I don’t mean to be picky, me, but surely the point of a hangar is to put aeroplanes in.
DC – It was fine. They get off as soon as the referee shouts “Held”.
Top hover caption.
I started watching Test Cricket pretty much around the time that Hoggard made his debut, so I’d hope I’d remember him. A class act, consistently good even when others were stealing the limelight. And of course, there was the occasional blinding spell where he’d just take a side apart.
For me, that Jo’burg performance was especially remarkable for the fact that England only had two sessions to force a win, and Hoggy pulled it off.
Does Michael Carberry always look this terrified when he bats?
Most people remember the Hoggard/Harmison partnership as being Hoggard as the reliable stock bowler and Harmison as the devastating strike bowler.
You want your stock bowler to be a threat to the batsmen but a large part of their job is to contain and slow the run rate down (build pressure, stop a team getting away etc).

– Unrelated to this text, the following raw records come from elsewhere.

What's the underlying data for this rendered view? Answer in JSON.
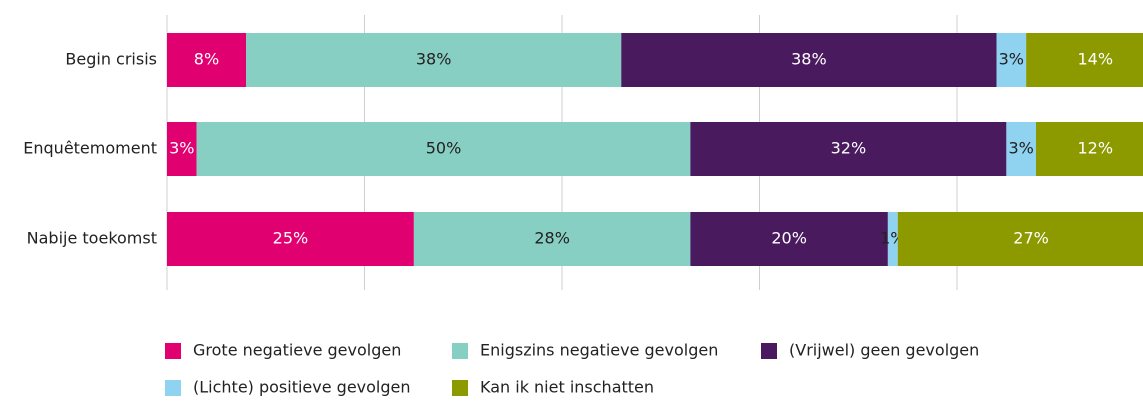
{
  "chart_data": {
    "type": "stacked_barh",
    "categories": [
      "Begin crisis",
      "Enquêtemoment",
      "Nabije toekomst"
    ],
    "series": [
      {
        "name": "Grote negatieve gevolgen",
        "color": "#e0006f",
        "values": [
          8,
          3,
          25
        ],
        "value_labels": [
          "8%",
          "3%",
          "25%"
        ]
      },
      {
        "name": "Enigszins negatieve gevolgen",
        "color": "#88cfc3",
        "values": [
          38,
          50,
          28
        ],
        "value_labels": [
          "38%",
          "50%",
          "28%"
        ]
      },
      {
        "name": "(Vrijwel) geen gevolgen",
        "color": "#4a1a5e",
        "values": [
          38,
          32,
          20
        ],
        "value_labels": [
          "38%",
          "32%",
          "20%"
        ]
      },
      {
        "name": "(Lichte) positieve gevolgen",
        "color": "#8fd3f0",
        "values": [
          3,
          3,
          1
        ],
        "value_labels": [
          "3%",
          "3%",
          "1%"
        ]
      },
      {
        "name": "Kan ik niet inschatten",
        "color": "#8c9a00",
        "values": [
          14,
          12,
          27
        ],
        "value_labels": [
          "14%",
          "12%",
          "27%"
        ]
      }
    ],
    "xlim": [
      0,
      100
    ],
    "xticks": [
      0,
      20,
      40,
      60,
      80,
      100
    ],
    "grid": true
  }
}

A strike bowler should be able to take wickets quickly and provided they do that then the economy rate is much less important.
The statistics back up just how good H&H were at their respective arts:
Hoggard 3.26 runs per over / 56.0 balls per wicket
Harmison 3.22 runs per over / 59.4 balls per wicket
Hang on, I think I’m confused…was Harmison actually the one with the long blonde shaggy hair??